2019-12-01

Programmable vertex pulling

No more complex vertex array abstractions

So i finally managed to invest some time to implement programmable vertex pulling in my engine. I can really recommend to implement an abstraction over persistent mapped buffers that lets you implement structured buffers of generic structs and then use it on the cpu and the gpu side as a simple array of things.

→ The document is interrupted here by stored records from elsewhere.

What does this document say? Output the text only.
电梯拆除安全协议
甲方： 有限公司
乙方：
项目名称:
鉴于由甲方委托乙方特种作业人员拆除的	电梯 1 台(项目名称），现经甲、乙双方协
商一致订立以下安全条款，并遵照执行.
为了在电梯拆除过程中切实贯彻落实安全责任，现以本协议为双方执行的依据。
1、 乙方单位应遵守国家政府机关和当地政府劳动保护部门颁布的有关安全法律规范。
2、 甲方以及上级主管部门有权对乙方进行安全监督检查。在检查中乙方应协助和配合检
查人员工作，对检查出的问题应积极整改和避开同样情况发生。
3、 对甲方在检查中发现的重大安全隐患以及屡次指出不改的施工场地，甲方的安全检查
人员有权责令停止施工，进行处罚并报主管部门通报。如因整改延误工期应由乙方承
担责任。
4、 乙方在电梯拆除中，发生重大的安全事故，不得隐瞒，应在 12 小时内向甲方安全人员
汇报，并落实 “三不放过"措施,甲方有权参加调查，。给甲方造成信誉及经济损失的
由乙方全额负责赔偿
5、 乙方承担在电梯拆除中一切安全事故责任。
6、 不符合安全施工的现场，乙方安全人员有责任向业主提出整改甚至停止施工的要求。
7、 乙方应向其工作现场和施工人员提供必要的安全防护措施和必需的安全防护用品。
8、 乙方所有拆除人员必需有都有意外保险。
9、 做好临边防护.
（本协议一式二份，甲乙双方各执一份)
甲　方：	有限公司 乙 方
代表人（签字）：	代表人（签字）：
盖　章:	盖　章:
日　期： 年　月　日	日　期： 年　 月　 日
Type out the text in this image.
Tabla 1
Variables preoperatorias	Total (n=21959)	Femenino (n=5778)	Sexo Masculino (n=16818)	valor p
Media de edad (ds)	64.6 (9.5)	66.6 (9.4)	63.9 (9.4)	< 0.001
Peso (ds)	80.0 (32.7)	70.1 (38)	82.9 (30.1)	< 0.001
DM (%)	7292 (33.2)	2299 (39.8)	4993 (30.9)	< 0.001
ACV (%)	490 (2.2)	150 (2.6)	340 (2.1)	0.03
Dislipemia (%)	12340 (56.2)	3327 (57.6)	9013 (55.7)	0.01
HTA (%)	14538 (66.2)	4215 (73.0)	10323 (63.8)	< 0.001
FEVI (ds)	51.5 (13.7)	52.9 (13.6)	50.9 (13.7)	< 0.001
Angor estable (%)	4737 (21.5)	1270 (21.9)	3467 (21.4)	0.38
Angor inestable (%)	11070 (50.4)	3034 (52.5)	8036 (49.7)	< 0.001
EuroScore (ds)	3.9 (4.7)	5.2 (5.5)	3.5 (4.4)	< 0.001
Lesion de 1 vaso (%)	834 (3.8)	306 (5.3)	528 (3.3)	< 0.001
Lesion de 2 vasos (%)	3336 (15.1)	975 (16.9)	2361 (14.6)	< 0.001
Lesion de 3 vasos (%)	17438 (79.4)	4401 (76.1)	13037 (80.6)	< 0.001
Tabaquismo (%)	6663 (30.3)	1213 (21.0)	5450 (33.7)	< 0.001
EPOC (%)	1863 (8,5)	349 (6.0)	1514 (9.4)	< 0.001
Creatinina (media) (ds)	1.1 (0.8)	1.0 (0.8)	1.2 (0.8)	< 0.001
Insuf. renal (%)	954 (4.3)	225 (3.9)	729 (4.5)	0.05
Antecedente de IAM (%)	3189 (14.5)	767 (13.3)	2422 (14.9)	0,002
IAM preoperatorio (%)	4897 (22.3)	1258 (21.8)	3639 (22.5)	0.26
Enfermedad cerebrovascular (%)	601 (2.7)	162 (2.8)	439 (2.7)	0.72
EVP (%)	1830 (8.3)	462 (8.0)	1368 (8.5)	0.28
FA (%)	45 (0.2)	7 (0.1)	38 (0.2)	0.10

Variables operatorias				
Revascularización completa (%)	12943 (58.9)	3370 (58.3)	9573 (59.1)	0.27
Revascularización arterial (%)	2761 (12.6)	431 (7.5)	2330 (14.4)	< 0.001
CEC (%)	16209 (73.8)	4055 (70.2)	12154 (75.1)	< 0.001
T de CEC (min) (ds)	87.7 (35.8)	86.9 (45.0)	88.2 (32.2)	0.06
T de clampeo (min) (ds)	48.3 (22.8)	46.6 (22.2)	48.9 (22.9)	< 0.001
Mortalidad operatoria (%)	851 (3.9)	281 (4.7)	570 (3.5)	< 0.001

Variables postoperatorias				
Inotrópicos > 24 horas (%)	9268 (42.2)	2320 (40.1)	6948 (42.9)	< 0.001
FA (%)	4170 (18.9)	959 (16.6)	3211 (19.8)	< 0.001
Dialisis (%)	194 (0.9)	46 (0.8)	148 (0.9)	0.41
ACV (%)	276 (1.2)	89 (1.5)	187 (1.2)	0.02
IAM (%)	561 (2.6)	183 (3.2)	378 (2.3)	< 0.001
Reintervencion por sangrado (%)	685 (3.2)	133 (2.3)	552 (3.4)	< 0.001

Nothing comes for free: I find it quite difficult to handle any other layout than std430 because that matches what your c, c++ code is doing, as long as you restrict yourself to always use 16 byte alignment members, I think. My struct framework doesn't do any alignment, so I just added dummy members where appropriate in order to match the layout requirements. Afterwards, struct definitions in glsl have to match your struct on the cpu side and the only things left for your vertices is


struct VertexPacked {
    vec4 position;
    vec4 texCoord;
    vec4 normal;
};
layout(std430, binding=7) buffer _vertices {
    VertexPacked vertices[];
};

...


int vertexIndex = gl_VertexID;
VertexPacked vertex = vertices[vertexIndex];


Combined with persistent mapping, you can get rid of any layout fuddling, synchronization, buffering, mapping...and it just works.

Regarding performance: I am using an array of structs approach because it is the simplest to use. The performance in my test scenes (for example sponza) is completely identical to the traditional approach. No performance differences on a Intel UHD Graphics 620.

Having free indexed access to vertices in your shaders can be beneficial in other situations as well. For example you can implement a kd-tree accelerated ray tracer with compute that uses indices into your regular vertex array.